Discussion and systematic remarks. Within the order Semaestomeae , four families are widely recognized (see Kramp 1961; Russell 1970; Bayha & Dawson 2010)— Pelagiidae , Cyaneidae , Ulmariidae and Drymonematidae —and a fifth family, Phacellophoridae , has been proposed by Straehler-Pohl et al. (2011). The Pelagiidae are easily recognized by emergence of the tentacles at the umbrella margin, the absence of branched pouches of the gastrovascular sinus, and the absence of a ring canal.

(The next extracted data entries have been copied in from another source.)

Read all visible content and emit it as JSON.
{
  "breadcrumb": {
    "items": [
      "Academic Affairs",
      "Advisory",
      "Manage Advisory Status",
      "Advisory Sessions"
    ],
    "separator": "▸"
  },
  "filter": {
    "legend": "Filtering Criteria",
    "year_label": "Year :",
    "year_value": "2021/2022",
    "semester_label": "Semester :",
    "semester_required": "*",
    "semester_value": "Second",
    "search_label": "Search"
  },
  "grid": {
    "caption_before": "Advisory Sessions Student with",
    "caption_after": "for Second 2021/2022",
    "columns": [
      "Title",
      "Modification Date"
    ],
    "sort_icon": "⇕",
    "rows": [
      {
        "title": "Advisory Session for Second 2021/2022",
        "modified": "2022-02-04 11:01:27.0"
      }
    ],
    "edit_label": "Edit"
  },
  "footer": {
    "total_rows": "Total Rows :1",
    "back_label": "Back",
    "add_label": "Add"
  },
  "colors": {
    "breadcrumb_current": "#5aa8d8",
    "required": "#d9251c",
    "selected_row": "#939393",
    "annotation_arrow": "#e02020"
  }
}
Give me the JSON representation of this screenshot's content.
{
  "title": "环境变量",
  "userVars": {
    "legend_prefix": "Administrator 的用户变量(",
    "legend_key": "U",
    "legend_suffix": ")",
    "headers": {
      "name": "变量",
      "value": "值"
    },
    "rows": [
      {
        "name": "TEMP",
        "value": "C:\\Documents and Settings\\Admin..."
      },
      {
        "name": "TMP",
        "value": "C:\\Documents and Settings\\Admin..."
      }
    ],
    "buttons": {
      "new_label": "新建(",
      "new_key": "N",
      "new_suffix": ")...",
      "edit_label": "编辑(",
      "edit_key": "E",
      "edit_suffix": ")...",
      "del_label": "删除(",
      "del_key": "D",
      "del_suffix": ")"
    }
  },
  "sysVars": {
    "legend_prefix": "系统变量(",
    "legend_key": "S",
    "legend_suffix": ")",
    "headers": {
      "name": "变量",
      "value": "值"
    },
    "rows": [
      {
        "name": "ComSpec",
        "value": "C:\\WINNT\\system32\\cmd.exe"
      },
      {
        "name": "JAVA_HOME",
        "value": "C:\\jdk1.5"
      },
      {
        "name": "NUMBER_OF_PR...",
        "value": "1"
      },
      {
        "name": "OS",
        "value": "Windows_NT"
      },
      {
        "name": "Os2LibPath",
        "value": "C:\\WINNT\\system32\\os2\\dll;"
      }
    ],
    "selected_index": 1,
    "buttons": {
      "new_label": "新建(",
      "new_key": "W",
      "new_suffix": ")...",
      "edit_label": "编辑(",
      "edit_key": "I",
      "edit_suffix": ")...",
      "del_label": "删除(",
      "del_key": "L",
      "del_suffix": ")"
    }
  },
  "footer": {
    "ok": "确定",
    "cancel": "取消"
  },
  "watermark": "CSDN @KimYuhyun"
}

Pelagiidae contains three genera ( Gershwin & Collins 2002)— Chrysaora , Pelagia , and Sanderia —of which one, Chrysaora , was recently revised by Morandini and Marques (2010). Pelagiid jellyfish bearing eight marginal tentacles and eight rhopalia, as the new jellyfish described here, belong either to Chrysaora or to the monospecific Pelagia . These two genera are easily distinguished by a number of morphological characters. Namely, Pelagia have conspicuous exumbrellar cnidocyst warts, shallow rhopaliar pits, 16 marginal lappets, and radial septa terminating between rhopalia and tentacles. By contrast, Chrysaora jellyfish have radial septa terminating proximate to the base of the tentacle and a higher number of marginal lappets (32–48 [but see C. colorata below]); additional anatomical features are distinctive characters species within Chrysaora , such as the occurrence of quadralinga and a heavy manubrium in C. colorata and C. achlyos ( Gershwin & Collins 2002) . So far, C. colorata is the only known Chrysaora species with 8 marginal tentacles, but it is distinguished by its outer morphology (large size and star-shaped exumbrellar marks) from the three nominal Pelagia species , the well-known P. noctiluca (Forskål 1775) , P. panopyra Péron & Lesueur 1809 , and P. flaveola Eschscholtz 1829 ( Gershwin and Collins 2002; Cornelius 2013). A striking difference also resides in life history, in the direct metamorphosis planula-ephyra in Pelagia , whereas Chrysaora species have a polypoid stage.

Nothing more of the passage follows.